Soudain, la lumière qui filtrait sous le pas d’une porte soigneusement close s’éteignit brusquement, puis ce fut le silence qui dura un instant. Enfin la première voix reprit :

— Répondez, c’est moi qui ai marché. N’ayez pas peur.

— Non, non je ne veux pas.

Puis, plus rien, le silence.

Vingt minutes environ passèrent sans que le moindre appel eût été formulé, sans qu’aucune des objurgations faites n’eût été reprise. Et cependant, quelqu’un de l’autre côté de la porte, non pas dans la pièce qui la fermait, mais dans l’antichambre, attendait anxieusement :

 Cette personne n’était autre qu’Hélène.

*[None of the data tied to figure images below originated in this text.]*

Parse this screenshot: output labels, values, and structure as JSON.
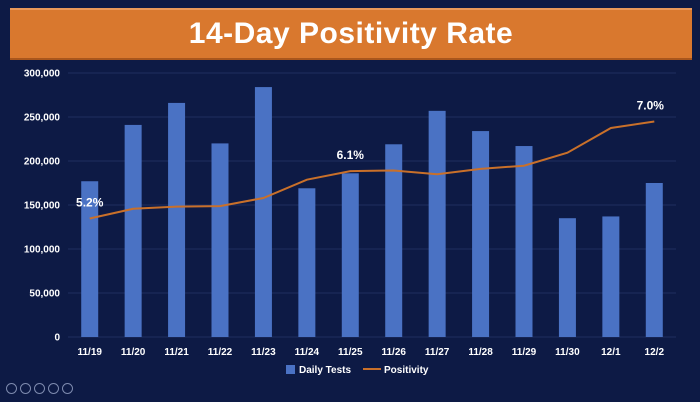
{
  "title": "14-Day Positivity Rate",
  "colors": {
    "background": "#0d1a45",
    "title_bar": "#d9782e",
    "bars": "#4a72c4",
    "line": "#c9702a",
    "gridline": "#1f2d5e"
  },
  "chart_data": {
    "type": "bar",
    "title": "14-Day Positivity Rate",
    "categories": [
      "11/19",
      "11/20",
      "11/21",
      "11/22",
      "11/23",
      "11/24",
      "11/25",
      "11/26",
      "11/27",
      "11/28",
      "11/29",
      "11/30",
      "12/1",
      "12/2"
    ],
    "series": [
      {
        "name": "Daily Tests",
        "type": "bar",
        "axis": "left",
        "values": [
          177000,
          241000,
          266000,
          220000,
          284000,
          169000,
          186000,
          219000,
          257000,
          234000,
          217000,
          135000,
          137000,
          175000
        ]
      },
      {
        "name": "Positivity",
        "type": "line",
        "axis": "hidden-secondary",
        "values": [
          5.2,
          5.38,
          5.42,
          5.43,
          5.58,
          5.92,
          6.08,
          6.09,
          6.02,
          6.12,
          6.18,
          6.42,
          6.88,
          7.0
        ]
      }
    ],
    "ylim": [
      0,
      300000
    ],
    "yticks": [
      "0",
      "50,000",
      "100,000",
      "150,000",
      "200,000",
      "250,000",
      "300,000"
    ],
    "data_labels": [
      {
        "series": "Positivity",
        "index": 0,
        "text": "5.2%"
      },
      {
        "series": "Positivity",
        "index": 6,
        "text": "6.1%"
      },
      {
        "series": "Positivity",
        "index": 13,
        "text": "7.0%"
      }
    ],
    "legend": {
      "position": "bottom",
      "items": [
        "Daily Tests",
        "Positivity"
      ]
    },
    "grid": true
  }
}
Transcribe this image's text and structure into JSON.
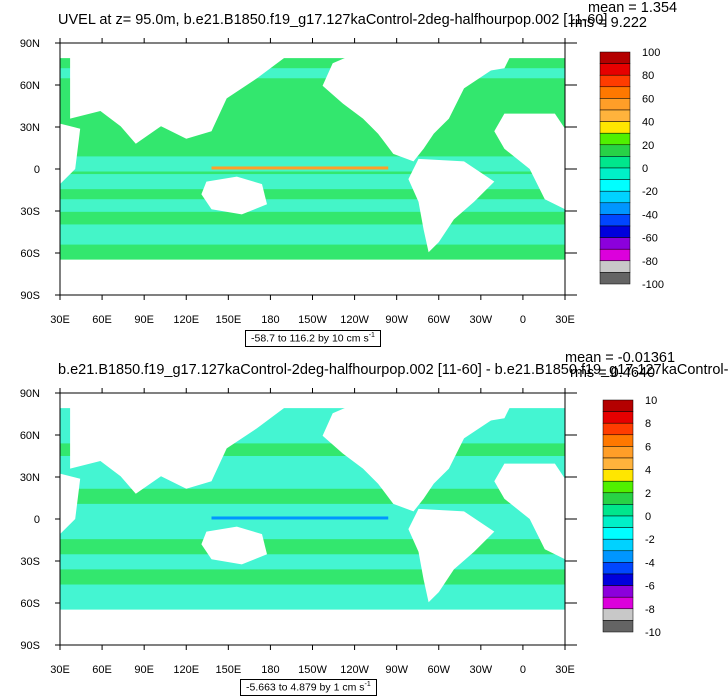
{
  "panels": [
    {
      "title": "UVEL at z=  95.0m, b.e21.B1850.f19_g17.127kaControl-2deg-halfhourpop.002 [11-60]",
      "mean_text": "mean = 1.354",
      "rms_text": "rms = 9.222",
      "range_text": "-58.7 to 116.2 by 10 cm s",
      "range_superscript": "-1",
      "lon_labels": [
        "30E",
        "60E",
        "90E",
        "120E",
        "150E",
        "180",
        "150W",
        "120W",
        "90W",
        "60W",
        "30W",
        "0",
        "30E"
      ],
      "lat_labels": [
        "90N",
        "60N",
        "30N",
        "0",
        "30S",
        "60S",
        "90S"
      ],
      "colorbar": {
        "labels": [
          "100",
          "80",
          "60",
          "40",
          "20",
          "0",
          "-20",
          "-40",
          "-60",
          "-80",
          "-100"
        ],
        "colors": [
          "#b40000",
          "#e60000",
          "#ff3c00",
          "#ff7800",
          "#ff9e28",
          "#ffb33c",
          "#ffe600",
          "#50f000",
          "#28d246",
          "#00e68c",
          "#00f0c8",
          "#00ffff",
          "#00d2ff",
          "#0096ff",
          "#0046ff",
          "#0000dc",
          "#8c00dc",
          "#dc00dc",
          "#c8c8c8",
          "#646464"
        ]
      },
      "ocean_color": "#33e76e",
      "band_color": "#44f5c8"
    },
    {
      "title": "b.e21.B1850.f19_g17.127kaControl-2deg-halfhourpop.002 [11-60] - b.e21.B1850.f19_g17.127kaControl-",
      "mean_text": "mean = -0.01361",
      "rms_text": "rms = 0.4640",
      "range_text": "-5.663 to 4.879 by 1 cm s",
      "range_superscript": "-1",
      "lon_labels": [
        "30E",
        "60E",
        "90E",
        "120E",
        "150E",
        "180",
        "150W",
        "120W",
        "90W",
        "60W",
        "30W",
        "0",
        "30E"
      ],
      "lat_labels": [
        "90N",
        "60N",
        "30N",
        "0",
        "30S",
        "60S",
        "90S"
      ],
      "colorbar": {
        "labels": [
          "10",
          "8",
          "6",
          "4",
          "2",
          "0",
          "-2",
          "-4",
          "-6",
          "-8",
          "-10"
        ],
        "colors": [
          "#b40000",
          "#e60000",
          "#ff3c00",
          "#ff7800",
          "#ff9e28",
          "#ffb33c",
          "#ffe600",
          "#50f000",
          "#28d246",
          "#00e68c",
          "#00f0c8",
          "#00ffff",
          "#00d2ff",
          "#0096ff",
          "#0046ff",
          "#0000dc",
          "#8c00dc",
          "#dc00dc",
          "#c8c8c8",
          "#646464"
        ]
      },
      "ocean_color": "#44f5d2",
      "band_color": "#33e76e"
    }
  ]
}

La jeune fille, abasourdie, semblait stupéfaite, affolée. Après être demeurée comme prostrée dans cette antichambre où il faisait froid, où l’on n’entendait plus rien, lasse évidemment, d’insister pour se faire ouvrir la porte à laquelle elle frappait, la jeune fille en poussant un profond soupir, recula lentement. Elle parvint au faîte d’un escalier, en prit la rampe, comme si elle eût craint d’être trahie par ses forces, puis elle descendit les marches une à une, en tapinois.

Arrivée au bas de l’escalier, dans le grand hall de la maison où elle se trouvait et qu’éclairait médiocrement une petite ampoule électrique, la jeune fille s’arrêta et avisant une bergère, s’y laissa tomber exténuée. Où se trouvait Hélène ? que lui était-il donc arrivé ?

La jeune fille, comme dans un rêve, revit les derniers événements.

À peine était-elle sortie du wagon pénitentiaire, qu’en arrivant au sommet de l’échelle, tirée par le haut, elle s’était trouvée soudain en présence d’hommes masqués, enveloppés de grands manteaux et qui s’étaient jetés sur elle, l’avaient ligotée, bâillonnée, puis installée de force dans une automobile qui avait roulé pendant la moitié de la nuit.

Le trajet avait duré trois heures environ, et il devait être deux heures du matin, lorsque le véhicule enfin s’était arrêté. On avait alors fait descendre Hélène, on lui avait ôté les liens qui la maintenaient prisonnière et, lorsqu’elle avait repris l’usage de ses membres, elle s’était rendu compte qu’elle se trouvait à l’intérieur d’une maison inconnue, au rez-de-chaussée d’une propriété déserte.

L’automobile qui l’avait amenée avait disparu. Hélène, rebroussant chemin, avait d’abord essayé de sortir du mystérieux immeuble, mais la porte du rez-de-chaussée, par laquelle on l’avait fait entrer était maintenant fermée à clé.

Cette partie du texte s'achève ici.